1) The distribution of the sample means will be close to normal distribution when you take many groups (the size of the groups should be each equal or bigger than 25). Actually, this happens not only with the sample mean , but also with other linear combinations such as the sum or weighted average of the variable.

2) The standard deviation of the sample means will be much less than the standard deviation of the individuals. Being more specifically, the standard deviation of the sample mean will shrink with a factor of 1/\sqrt{N}.

Then, the central limit theorem says that, no matter the original probability distribution of any random variable, if we take groups of this variable, a) the means of these groups will have a probability distribution close to the normal distribution, and b) the standard deviation of the mean will shrink according to the number of elements of each group.

An interesting question about why the standard deviation shrinks so much with a factor of 1/\sqrt{N}? We can prove this with basic probability theory and intuition. Let’s start with intuition.

When you take groups and then take the mean of each group, then extreme values that you could have in each group will cancel out when you take the average of the group. Then, it is expected that the variance of the mean of the group will be much less than variance of the variable. But how much less?

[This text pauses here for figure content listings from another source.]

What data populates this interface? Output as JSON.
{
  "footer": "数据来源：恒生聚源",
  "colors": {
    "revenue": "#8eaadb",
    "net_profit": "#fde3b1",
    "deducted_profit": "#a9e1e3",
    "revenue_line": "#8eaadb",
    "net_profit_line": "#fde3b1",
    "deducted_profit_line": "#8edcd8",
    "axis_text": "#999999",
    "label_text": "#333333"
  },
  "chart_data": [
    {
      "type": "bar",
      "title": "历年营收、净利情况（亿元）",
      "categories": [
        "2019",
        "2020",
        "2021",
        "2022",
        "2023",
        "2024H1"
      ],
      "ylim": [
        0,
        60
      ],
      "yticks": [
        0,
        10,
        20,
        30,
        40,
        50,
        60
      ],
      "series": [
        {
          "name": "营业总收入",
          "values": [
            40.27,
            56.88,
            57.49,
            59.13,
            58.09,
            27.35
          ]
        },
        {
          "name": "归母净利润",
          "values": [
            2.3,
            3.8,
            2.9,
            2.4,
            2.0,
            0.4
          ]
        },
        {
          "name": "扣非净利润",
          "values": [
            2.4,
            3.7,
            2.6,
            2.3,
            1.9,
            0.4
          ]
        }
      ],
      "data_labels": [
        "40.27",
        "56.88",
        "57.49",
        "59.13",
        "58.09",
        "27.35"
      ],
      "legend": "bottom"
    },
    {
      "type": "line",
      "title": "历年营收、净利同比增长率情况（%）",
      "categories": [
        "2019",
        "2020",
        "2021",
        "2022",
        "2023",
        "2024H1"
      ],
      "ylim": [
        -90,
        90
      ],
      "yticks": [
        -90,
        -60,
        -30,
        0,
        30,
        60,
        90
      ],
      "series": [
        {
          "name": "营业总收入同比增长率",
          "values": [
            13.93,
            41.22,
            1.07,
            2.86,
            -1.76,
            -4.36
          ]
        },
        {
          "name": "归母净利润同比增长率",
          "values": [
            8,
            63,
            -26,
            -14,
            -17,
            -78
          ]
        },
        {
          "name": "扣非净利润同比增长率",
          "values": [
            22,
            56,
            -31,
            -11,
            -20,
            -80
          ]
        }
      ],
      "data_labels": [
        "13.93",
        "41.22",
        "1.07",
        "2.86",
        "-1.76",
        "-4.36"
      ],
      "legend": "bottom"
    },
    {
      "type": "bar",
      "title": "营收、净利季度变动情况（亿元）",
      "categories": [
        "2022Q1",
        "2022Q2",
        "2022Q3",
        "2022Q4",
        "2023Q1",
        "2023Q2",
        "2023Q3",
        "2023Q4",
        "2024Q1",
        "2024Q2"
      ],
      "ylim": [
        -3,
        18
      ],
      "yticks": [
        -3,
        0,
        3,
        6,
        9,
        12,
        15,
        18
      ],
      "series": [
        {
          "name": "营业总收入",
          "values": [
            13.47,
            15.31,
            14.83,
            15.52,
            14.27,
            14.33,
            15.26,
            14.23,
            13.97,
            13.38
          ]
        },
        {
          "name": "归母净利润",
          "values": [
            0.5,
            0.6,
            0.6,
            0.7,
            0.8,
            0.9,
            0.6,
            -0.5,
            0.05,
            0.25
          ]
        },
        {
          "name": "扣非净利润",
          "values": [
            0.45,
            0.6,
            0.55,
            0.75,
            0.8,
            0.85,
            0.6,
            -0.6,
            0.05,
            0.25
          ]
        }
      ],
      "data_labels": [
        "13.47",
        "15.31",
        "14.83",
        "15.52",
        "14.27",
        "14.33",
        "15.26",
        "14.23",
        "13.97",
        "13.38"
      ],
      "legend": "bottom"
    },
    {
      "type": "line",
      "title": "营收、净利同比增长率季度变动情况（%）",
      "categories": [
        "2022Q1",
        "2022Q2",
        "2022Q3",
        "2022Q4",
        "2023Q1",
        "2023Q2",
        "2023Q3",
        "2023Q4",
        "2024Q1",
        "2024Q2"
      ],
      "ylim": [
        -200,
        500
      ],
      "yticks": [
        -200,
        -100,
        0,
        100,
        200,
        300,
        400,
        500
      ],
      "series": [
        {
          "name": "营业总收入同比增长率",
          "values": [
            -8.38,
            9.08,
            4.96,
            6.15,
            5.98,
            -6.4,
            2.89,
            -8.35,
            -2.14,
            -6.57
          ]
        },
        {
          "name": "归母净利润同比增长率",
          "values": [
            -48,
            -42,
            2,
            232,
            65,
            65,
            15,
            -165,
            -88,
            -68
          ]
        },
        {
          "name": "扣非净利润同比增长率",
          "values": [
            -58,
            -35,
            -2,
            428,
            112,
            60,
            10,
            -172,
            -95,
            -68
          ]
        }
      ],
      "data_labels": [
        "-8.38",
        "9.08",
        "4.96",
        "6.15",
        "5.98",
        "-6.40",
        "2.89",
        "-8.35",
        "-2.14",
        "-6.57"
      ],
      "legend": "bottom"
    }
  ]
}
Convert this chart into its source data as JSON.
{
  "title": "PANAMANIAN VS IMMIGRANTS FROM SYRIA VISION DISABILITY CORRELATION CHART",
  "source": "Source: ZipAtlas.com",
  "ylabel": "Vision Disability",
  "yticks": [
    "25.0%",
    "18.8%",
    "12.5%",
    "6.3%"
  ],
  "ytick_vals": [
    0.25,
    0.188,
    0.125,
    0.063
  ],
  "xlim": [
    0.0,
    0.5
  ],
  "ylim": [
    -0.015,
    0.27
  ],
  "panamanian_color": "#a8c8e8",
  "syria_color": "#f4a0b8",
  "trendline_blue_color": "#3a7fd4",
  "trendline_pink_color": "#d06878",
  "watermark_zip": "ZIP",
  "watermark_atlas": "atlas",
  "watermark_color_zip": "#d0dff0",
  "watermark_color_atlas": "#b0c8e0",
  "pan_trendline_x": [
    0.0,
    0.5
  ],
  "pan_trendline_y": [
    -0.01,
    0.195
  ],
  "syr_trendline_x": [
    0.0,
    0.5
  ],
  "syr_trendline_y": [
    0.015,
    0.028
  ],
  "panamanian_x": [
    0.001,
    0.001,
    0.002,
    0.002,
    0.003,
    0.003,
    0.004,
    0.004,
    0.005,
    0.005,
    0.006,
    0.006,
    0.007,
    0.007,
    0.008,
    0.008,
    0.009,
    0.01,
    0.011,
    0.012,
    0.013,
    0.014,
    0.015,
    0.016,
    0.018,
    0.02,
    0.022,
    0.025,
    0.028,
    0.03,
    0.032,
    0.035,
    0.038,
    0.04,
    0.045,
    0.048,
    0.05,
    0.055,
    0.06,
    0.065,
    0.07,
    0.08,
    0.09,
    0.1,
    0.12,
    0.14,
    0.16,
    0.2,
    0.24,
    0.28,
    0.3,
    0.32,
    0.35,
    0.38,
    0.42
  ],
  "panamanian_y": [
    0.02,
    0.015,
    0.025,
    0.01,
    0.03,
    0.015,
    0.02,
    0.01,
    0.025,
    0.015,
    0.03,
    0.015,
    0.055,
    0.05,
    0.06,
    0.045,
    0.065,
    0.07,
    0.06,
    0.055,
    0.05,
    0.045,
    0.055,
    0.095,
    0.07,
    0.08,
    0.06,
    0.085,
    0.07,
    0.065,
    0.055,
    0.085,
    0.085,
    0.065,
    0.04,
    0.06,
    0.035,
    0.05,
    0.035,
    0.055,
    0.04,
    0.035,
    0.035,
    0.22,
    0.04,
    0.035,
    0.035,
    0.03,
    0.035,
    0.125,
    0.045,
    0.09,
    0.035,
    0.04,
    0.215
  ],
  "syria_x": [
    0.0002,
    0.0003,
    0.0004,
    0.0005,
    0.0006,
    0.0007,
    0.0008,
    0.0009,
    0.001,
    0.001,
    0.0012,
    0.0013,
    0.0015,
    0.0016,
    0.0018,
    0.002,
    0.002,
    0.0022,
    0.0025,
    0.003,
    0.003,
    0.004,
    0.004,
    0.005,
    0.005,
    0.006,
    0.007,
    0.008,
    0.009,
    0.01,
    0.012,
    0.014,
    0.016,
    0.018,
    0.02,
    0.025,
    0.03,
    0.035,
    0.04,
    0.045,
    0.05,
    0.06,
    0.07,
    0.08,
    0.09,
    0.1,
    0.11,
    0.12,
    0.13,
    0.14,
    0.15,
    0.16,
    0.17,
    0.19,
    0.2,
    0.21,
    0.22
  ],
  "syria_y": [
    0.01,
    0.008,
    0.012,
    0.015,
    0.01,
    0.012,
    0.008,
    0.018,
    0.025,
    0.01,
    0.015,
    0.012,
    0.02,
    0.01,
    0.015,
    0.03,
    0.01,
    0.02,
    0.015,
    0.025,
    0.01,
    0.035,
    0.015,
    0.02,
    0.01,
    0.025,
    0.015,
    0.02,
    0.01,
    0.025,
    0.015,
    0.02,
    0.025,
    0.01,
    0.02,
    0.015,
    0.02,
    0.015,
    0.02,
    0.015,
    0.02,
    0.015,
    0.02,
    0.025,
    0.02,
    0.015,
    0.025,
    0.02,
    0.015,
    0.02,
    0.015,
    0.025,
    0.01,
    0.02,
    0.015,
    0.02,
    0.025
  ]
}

Read Chapter 6 for more detailed explanation for the CLT.

9 CHALLENGE 1 - Descriptive Statistics

Import a dataset from the World Bank site about the GDP per capita for all countries for the year 2024. (Ask Gemini for the code).

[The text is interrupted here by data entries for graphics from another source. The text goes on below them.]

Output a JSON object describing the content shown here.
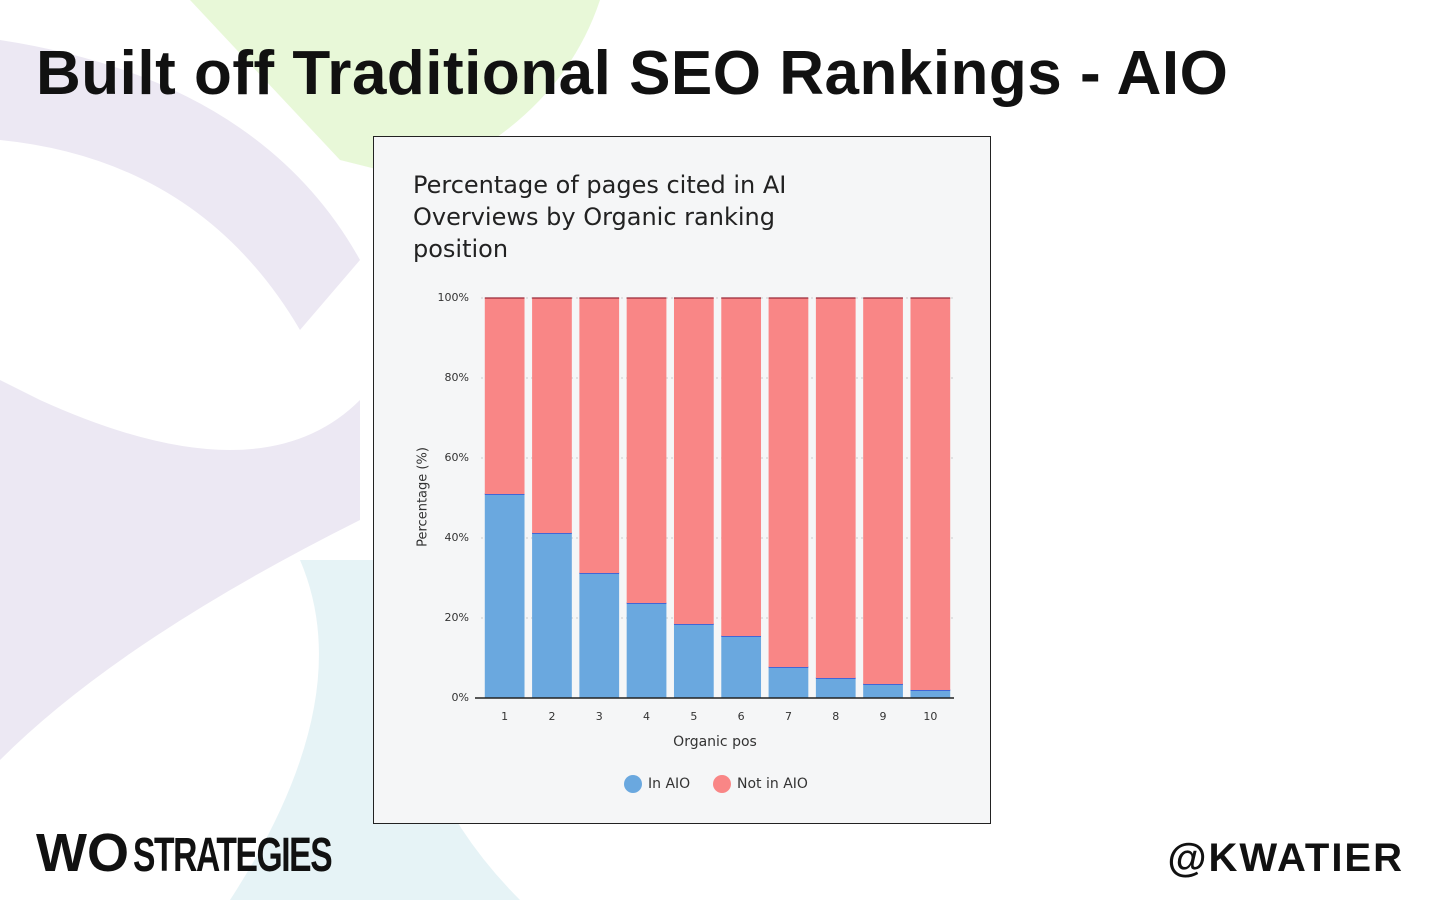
{
  "slide_title": "Built off Traditional SEO Rankings - AIO",
  "chart_data": {
    "type": "stacked_bar",
    "title": "Percentage of pages cited in AI Overviews by Organic ranking position",
    "x_label": "Organic pos",
    "y_label": "Percentage (%)",
    "categories": [
      "1",
      "2",
      "3",
      "4",
      "5",
      "6",
      "7",
      "8",
      "9",
      "10"
    ],
    "series": [
      {
        "name": "In AIO",
        "color": "#6aa8df",
        "values": [
          51,
          41.25,
          31.25,
          23.75,
          18.5,
          15.5,
          7.75,
          5,
          3.5,
          2
        ]
      },
      {
        "name": "Not in AIO",
        "color": "#f98686",
        "values": [
          49,
          58.75,
          68.75,
          76.25,
          81.5,
          84.5,
          92.25,
          95,
          96.5,
          98
        ]
      }
    ],
    "ylim": [
      0,
      100
    ],
    "yticks": [
      {
        "value": 0,
        "label": "0%"
      },
      {
        "value": 20,
        "label": "20%"
      },
      {
        "value": 40,
        "label": "40%"
      },
      {
        "value": 60,
        "label": "60%"
      },
      {
        "value": 80,
        "label": "80%"
      },
      {
        "value": 100,
        "label": "100%"
      }
    ],
    "grid": true
  },
  "footer": {
    "logo_left": "WO",
    "logo_right": "STRATEGIES",
    "handle": "@KWATIER"
  }
}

Once you download it, review the dataset and decide whether you need to do any data treatment/transformation. Make sure that you only have countries (not regions).

Do you need to do any data treatment/transformation? Explain why yes or why not. If yes, do the data treatments/transformations.

Applying what you learned about descriptive statistics, do the following:

In the world what is the typical GDP per-capita ? justify which measure(s) you used and explain the results with your words
How much (on average) the GDP per-capita varies across the countries? Justify which measure(s) you used and explain the results with your words
In terms of productivity, what can you say about the gaps that exist between the rich and the poor countries? Select only one insight and explain with your words based on the data

10 CHALLENGE 2 - Return calculation and descriptive statistics

Import monthly quotations of the Bitcoin from Jan, 2021 to Jan 15, 2026. You can use the yfinance library.

Once you download it, review the dataset and decide whether you need to do any initial data treatment/transformation.